Social care is elephant in the room

Ken Davy

Ken Davy

At its simplest, the key purpose of financial planning is to ensure clients have the money they need when they need it most.

However, in discussions with our clients about their protection and saving requirements, it is increasingly apparent that we are overlooking the elephant in the room.

There is a massive issue facing our clients, which is often referred to as a generational time bomb, that has the potential to destroy inheritances and cause misery to millions of elderly people.  

Even more importantly, it hits them when they are at their most vulnerable.

I refer, of course, to the horrendous costs of long-term care.

The good news is that many pensioners continue to live active and healthy lives, long after their normal retirement age.

But encouraging as this is, though, in reality it is simply deferring the inevitable and neither the government, the financial services sector nor individual advisers can afford to ignore what is an increasing problem.

From the government’s perspective, the potential cost of providing the necessary social care for this ever-increasing section of the population will give any chancellor nightmares. 

Equally, for the families of someone who ultimately has to go into care, the emotional and financial problems are immense.

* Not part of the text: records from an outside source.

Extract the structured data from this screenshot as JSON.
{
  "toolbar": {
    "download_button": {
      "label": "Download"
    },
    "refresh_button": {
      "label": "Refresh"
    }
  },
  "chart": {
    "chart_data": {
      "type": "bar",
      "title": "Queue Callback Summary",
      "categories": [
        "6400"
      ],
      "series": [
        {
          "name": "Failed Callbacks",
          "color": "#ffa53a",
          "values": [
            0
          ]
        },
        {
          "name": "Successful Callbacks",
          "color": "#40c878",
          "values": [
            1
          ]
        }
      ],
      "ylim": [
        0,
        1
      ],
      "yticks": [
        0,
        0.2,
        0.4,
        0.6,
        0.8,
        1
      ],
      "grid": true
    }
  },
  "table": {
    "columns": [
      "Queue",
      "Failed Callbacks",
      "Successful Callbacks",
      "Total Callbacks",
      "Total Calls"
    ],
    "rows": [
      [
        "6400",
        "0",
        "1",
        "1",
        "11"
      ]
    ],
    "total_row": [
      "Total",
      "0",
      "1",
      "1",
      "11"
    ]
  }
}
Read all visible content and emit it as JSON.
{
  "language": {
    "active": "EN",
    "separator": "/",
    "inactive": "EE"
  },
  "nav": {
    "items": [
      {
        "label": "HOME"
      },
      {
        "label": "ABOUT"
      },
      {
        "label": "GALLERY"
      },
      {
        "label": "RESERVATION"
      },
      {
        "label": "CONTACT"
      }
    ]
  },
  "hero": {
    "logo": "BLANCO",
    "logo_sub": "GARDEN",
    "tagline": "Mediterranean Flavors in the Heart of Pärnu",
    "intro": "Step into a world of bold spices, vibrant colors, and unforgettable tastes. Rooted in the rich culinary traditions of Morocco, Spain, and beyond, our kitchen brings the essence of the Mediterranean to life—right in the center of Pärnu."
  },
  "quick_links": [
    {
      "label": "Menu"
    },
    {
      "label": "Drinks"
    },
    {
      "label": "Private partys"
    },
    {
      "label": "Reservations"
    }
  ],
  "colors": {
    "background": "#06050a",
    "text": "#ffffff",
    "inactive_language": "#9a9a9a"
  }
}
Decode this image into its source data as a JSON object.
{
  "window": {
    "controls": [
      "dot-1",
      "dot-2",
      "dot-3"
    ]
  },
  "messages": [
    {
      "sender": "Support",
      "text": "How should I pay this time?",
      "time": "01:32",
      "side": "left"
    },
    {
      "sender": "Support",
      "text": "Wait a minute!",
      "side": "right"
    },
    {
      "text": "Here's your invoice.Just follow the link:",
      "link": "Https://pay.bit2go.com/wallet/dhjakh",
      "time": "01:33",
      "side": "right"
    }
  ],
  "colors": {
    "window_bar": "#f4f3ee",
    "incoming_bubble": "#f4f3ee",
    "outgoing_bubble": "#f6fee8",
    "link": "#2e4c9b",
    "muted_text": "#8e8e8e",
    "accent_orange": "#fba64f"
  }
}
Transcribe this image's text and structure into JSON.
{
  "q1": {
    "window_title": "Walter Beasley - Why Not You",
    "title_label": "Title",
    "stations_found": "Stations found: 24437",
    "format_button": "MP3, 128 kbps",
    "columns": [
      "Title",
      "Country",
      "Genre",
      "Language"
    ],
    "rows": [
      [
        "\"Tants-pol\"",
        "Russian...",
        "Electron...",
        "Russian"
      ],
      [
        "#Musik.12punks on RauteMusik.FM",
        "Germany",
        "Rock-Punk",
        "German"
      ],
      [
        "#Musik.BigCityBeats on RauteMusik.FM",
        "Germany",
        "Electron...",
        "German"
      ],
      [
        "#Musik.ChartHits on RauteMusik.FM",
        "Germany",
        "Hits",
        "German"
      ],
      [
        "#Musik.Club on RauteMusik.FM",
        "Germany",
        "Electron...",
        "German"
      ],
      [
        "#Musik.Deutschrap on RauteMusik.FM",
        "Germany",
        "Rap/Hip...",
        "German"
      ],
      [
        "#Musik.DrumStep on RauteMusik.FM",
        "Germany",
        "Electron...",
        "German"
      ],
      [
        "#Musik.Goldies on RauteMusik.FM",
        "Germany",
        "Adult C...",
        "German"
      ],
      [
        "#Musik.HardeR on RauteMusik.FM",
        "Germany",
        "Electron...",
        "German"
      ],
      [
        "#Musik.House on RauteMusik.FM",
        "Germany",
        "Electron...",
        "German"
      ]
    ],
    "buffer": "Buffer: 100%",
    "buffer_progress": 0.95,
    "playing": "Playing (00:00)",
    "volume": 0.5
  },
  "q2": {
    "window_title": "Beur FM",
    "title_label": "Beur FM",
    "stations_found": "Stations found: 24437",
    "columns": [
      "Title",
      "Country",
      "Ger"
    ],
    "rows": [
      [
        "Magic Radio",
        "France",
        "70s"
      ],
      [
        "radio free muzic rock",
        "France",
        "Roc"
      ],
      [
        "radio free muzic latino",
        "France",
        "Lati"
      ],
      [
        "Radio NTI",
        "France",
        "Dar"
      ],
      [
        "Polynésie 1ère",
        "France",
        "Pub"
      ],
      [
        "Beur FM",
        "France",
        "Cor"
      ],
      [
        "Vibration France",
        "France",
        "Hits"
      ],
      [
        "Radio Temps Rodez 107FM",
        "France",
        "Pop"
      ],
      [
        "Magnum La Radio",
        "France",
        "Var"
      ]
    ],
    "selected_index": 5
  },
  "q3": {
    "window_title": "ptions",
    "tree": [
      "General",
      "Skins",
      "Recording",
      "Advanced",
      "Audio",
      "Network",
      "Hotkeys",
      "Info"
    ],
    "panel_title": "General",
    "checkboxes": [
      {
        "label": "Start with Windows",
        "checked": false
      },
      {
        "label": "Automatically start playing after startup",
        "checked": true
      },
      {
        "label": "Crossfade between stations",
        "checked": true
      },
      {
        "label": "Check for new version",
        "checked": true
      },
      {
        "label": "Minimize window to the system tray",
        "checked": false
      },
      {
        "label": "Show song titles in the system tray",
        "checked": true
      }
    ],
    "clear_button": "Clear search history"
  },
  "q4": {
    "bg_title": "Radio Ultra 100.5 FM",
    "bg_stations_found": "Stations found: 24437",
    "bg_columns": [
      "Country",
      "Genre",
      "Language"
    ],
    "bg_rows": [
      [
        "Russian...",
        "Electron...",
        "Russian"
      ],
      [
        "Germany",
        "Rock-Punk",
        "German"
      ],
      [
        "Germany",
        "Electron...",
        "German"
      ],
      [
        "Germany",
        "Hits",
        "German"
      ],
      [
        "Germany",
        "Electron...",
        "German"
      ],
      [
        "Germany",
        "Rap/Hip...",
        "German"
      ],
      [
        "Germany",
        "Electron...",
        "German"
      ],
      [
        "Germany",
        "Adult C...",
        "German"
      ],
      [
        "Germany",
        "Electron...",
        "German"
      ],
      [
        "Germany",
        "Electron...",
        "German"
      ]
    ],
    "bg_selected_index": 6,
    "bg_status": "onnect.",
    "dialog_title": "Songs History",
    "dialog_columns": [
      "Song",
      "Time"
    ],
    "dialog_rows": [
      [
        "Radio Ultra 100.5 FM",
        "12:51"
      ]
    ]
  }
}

Even more so as the cost of care can virtually wipe out the value of the estate.

I believe a holistic approach by government, society and the financial sector is needed to end the misery caused by inadequate funding for long-term care.

While not everyone ends up in long-term care, for those that do, the time spent in care can vary hugely.

The fact that outcomes for any individual are unknown, as to need, timing and cost, make financing long-term care a natural for the insurance sector to solve.

Secondly, because, for some, the cost will be enormous, there needs to be a government backstop as a quid pro quo for the bulk of the costs being met by the insurance sector.

Lastly, individuals themselves, aided by financial planners, need to wake up to the potential dangers of funding long-term care and ensure it forms a key part of their planning.

I am confident that if we all work together to solve the challenge of paying long-term care, we can kick this particular elephant out of the room.